Госпожа Балике (стоит в дверях с корзиной белья). У тебя есть что-нибудь для прачечной?

Анна. Да. Нет. Нет, кажется, ничего нет...

Госпожа Балике. Но нынче уже восьмое число.

Анна. Уже восьмое?

Госпожа Балике. Конечно, восьмое.

Анна. А хоть бы и восемнадцатое!

Балике. Что это у вас за болтовня в дверях? Заходи сюда!

Госпожа Балике. Ну, смотри, ты опоздаешь сдать белье. (Уходит).

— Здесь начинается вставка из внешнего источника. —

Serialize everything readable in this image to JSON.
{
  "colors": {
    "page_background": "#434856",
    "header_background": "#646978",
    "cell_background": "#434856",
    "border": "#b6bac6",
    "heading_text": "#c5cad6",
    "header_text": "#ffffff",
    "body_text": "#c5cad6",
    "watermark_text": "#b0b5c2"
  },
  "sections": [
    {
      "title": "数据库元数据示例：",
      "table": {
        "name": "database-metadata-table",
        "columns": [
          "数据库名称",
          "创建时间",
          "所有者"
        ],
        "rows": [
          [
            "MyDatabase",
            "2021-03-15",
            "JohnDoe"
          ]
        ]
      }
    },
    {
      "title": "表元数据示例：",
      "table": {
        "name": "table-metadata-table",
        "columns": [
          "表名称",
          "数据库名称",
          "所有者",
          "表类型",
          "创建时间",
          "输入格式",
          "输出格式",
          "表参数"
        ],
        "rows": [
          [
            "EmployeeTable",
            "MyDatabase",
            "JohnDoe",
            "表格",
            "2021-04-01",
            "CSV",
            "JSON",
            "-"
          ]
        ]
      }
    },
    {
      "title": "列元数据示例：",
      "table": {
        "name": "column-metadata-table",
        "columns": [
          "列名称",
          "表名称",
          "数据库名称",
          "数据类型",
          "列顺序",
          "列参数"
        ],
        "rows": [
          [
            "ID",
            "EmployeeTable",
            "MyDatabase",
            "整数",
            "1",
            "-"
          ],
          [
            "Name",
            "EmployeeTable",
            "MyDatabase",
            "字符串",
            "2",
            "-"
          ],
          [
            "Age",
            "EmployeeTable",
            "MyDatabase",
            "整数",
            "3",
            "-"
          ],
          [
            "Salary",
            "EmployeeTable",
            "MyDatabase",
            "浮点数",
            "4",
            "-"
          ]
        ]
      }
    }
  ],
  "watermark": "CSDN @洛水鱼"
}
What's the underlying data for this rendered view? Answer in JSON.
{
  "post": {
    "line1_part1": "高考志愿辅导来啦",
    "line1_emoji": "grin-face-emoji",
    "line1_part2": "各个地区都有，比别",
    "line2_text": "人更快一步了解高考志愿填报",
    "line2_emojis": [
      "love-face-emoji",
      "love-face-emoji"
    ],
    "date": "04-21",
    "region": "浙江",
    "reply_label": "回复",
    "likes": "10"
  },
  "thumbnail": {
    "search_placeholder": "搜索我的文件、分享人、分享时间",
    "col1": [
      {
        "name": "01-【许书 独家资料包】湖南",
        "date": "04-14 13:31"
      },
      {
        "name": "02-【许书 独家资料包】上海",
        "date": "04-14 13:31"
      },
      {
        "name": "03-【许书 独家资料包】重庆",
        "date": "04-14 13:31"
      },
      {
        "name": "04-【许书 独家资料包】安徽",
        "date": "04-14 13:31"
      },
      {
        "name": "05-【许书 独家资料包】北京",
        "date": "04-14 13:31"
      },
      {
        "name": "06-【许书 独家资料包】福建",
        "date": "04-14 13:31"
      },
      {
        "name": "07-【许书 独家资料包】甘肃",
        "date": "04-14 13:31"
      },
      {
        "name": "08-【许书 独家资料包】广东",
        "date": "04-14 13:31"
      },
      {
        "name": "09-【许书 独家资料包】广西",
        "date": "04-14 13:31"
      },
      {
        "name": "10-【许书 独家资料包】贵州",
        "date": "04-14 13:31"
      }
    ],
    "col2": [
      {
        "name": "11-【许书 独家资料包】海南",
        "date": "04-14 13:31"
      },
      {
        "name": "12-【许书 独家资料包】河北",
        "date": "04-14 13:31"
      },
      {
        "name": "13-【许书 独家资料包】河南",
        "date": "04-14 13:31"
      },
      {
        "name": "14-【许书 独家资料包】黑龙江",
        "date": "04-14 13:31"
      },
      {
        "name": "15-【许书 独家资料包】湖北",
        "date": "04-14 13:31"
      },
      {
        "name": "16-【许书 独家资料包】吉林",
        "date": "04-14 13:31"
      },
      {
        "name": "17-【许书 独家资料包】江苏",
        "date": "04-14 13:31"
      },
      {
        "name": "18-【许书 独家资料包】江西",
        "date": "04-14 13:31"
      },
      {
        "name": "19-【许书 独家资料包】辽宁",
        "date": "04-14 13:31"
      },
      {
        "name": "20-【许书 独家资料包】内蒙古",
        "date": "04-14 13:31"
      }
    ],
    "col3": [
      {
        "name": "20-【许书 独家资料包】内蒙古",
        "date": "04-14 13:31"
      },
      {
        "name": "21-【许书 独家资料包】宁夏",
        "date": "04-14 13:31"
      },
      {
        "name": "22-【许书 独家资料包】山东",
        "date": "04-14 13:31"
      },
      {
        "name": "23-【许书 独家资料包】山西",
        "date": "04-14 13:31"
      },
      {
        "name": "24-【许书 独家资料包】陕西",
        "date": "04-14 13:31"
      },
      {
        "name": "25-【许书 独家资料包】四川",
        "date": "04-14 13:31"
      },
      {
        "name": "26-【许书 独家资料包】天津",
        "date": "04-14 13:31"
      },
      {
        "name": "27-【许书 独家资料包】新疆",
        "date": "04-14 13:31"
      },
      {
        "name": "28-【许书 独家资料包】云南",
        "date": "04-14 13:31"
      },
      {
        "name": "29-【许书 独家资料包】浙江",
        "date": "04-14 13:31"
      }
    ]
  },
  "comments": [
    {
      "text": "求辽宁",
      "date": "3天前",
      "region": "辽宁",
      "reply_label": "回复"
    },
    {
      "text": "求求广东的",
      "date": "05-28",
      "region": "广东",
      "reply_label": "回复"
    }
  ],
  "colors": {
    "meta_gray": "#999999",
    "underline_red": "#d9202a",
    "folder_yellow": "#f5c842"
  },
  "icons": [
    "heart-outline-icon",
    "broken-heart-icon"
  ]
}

Балике (садится, сажает Анну на колени). Видишь ли, женщина без мужа дурна, как самый богомерзкий кабак. Ты скучаешь по парню, которого призвали в нашу великую армию, это похвально. Но разве ты знаешь, жив ли он еще? Как бы не так, моя дорогая! Он помер и стал страшилищем, его в пору показывать на ярмарке среди прочих чучел. Он прихорашивался три года, и если бы не был мертвехонек, то выглядел бы сейчас иначе, чем ты думаешь! Но он, между прочим, давно сгнил, и вид у него неважный. У него больше нет носа. Но ты без него скучаешь! Отлично, заведи себе другого! Природа, знаешь ли, требует! Ты будешь резвиться, как зайчик на капустной грядке! Ты ведь здоровехонька, и у тебя недурной аппетит. Вот это будет по-божески, уверяю тебя!

Анна. Но я не могу его забыть! Нет! Уговаривайте, как хотите, но я этого не могу!

Балике. Так выходи за Мурка, он тебе живо поможет.

Анна. Да, я люблю его, и будет время, буду любить еще больше, но сейчас еще не время.

Балике. Ну, он тебя живо уломает, ему только нужны кое-какие права, такие дела лучше всего обделываются в браке. Я не могу тебе все это объяснять, ты еще чересчур молода! (Щекочет ее). Ну как, по рукам?

Анна (с довольным смешком). Да я и не знаю, захочет ли Фридрих.

Балике. Жена, загляни-ка к нам!

Госпожа Балике. Прошу вас сюда, в комнату, будьте любезны, войдите, господин Мурк!

Входит Мурк.

Балике. Привет, Мурк! Вид у вас как у утопленника!

Мурк. Фрейлейн Анна!

Балике. Что это с вами? Да вы дрожите, как заяц! Отчего вы побелели как мел, приятель? Вам не правится вечерняя стрельба?

Пауза.

Ну, Анна, угощай. (Приосанившись, уходит вместе с женой).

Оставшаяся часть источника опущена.